Create a semi-automated application for parsing menus, ready to digitise them.
The accuracy of the results is the most important thing, and the process cannot be fully automated without losing accuracy.
I spent some time doing data entry; specifically digitising menus for restaurants, takeaways, etc. It is not a difficult task but is extremely boring, so naturally my mind went to automation.
Here is a general ruleset that most menus follow (I have seen some horrendous menus that have no clear categories):
- Menu is split into categories
- Each category contain a name and a list of items
- Each item has a name (left), atleast one price (right), and possibly a description (underneath)
- Categories may also include a list of sizes above item prices
Font rules:
- Category name is often a different colour to other text
- Category name uses the largest font size (excluding title)
- Item name and price uses the same font size
- Item description uses the smallest font size
I did some experimenting to see how viable of a project this would be.
I used EasyOCR with Python and found it to give fairly accurate text. When identifying what each text represented I found that the text bounds were very inconsistent making it very difficult. To solve this I learnt about font metrics. Using the OCR results and image processing (OpenCV) I calculated the font metrics for each line of text, which gave me much more accurate text bounds. From there it was quite easy to identify what each text represented.
At that point I was convinced that the project was very viable, but could not be fully automated with reliable results.
Use C++ with:
- Qt for GUI
- OpenCV for image processing
- Tesseract OCR for OCR
User loads an image file of a menu. Some preprocessing needs to be done to the image to prepare it for OCR. Ideally want a binary image with black text and white background. Can use OpenCV to convert image to grayscale and threshold it. May want some other forms of image processing too.
Tesseract has an optimal character height so will likely need to scale image (https://groups.google.com/g/tesseract-ocr/c/Wdh_JJwnw94/m/24JHDYQbBQAJ). We have already identified that menus use varying font sizes depending on what the text represents so this could cause an issue. May need to perform OCR on multiple scales and combine the results.
The OCR results will not always be correct so we need a stage where the user reviews the results and corrects any errors.
Once we have the text and it's size we can use the font rules and Document Layout Analysis to identify what the text represents and the menu structure. From here we sort the text into a data structure which can then be integrated into digital menu systems.
Sometimes an area of the image which does not contain text will be recognised by the OCR as text.

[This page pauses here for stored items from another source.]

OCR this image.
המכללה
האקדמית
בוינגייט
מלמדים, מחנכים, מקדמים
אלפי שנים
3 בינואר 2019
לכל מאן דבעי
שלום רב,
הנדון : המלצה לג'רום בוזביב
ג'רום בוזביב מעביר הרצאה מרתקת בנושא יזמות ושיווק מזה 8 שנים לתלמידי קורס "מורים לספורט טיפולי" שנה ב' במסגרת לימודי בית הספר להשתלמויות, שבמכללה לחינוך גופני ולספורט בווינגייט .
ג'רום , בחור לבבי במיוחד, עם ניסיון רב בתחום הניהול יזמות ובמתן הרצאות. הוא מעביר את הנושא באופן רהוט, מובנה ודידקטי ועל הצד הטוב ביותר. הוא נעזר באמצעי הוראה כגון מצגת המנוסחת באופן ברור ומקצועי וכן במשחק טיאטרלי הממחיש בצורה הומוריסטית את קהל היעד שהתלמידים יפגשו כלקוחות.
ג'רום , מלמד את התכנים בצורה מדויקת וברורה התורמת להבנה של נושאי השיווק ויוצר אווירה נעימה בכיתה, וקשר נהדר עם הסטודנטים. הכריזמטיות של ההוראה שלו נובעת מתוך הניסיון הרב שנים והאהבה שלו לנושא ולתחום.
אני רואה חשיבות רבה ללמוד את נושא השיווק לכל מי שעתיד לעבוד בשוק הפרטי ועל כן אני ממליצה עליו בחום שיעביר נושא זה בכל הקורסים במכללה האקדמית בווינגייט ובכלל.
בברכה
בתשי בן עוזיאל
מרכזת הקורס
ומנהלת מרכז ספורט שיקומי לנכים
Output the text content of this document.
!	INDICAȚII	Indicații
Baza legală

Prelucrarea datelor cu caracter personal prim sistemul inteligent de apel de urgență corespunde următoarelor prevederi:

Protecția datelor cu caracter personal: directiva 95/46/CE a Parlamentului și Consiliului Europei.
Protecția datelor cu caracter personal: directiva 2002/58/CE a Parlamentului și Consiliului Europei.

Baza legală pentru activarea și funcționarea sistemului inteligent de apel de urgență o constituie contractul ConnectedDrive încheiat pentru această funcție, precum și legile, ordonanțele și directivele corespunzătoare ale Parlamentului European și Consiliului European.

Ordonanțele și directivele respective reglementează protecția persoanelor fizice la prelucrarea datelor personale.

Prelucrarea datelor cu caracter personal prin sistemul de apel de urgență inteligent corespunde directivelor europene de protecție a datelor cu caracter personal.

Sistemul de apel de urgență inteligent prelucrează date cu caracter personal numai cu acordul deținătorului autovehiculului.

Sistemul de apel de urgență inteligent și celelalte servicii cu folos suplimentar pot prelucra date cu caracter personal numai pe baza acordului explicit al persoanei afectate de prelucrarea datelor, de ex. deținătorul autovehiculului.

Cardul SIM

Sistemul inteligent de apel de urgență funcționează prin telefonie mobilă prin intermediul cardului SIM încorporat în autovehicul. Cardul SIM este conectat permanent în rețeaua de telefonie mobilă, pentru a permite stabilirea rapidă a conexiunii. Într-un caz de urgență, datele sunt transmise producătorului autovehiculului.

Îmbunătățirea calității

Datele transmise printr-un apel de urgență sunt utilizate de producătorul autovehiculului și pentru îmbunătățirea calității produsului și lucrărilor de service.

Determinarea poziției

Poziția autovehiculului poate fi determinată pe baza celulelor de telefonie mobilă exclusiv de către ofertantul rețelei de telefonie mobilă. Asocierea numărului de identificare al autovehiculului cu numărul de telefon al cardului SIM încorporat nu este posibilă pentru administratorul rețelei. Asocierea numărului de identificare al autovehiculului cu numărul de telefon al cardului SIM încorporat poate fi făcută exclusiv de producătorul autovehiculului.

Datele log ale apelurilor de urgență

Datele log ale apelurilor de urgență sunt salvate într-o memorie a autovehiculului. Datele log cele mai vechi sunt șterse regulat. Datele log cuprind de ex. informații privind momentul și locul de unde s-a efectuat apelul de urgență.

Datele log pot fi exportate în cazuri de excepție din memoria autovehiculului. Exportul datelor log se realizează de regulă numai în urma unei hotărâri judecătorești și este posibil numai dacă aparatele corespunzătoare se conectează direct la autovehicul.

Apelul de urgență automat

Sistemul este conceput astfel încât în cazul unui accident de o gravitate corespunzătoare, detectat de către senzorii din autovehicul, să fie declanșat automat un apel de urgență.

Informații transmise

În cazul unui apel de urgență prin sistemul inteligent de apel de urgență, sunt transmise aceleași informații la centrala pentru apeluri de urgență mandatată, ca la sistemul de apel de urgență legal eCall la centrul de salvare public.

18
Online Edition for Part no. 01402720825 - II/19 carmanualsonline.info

These false positives would really mess with the next stage (Document Layout Analysis).
Possible solutions:
- The user can delete the false positives when reviewing the OCR results.
- During pre-processing we could add some simple paint tools so the user can remove parts of the image.
Text that is not recognised by the OCR at all. The main cause of this seems to be text that is larger than the optimal character height, but it could also be caused by fancy fonts.
Possible solutions:
- Perform OCR at multiple scales and combine the results.
- When reviewing the OCR results the user could manually annotate any false negatives.
Text that is recognised incorrectly by the OCR.
Possible solutions:
- Tesseract can be given a dictionary (I think it already has one? But it doesn't seem to enforce it only guide).
- The user can correct any incorrect recognition.
In reality it would be best if all of these solutions are implemented.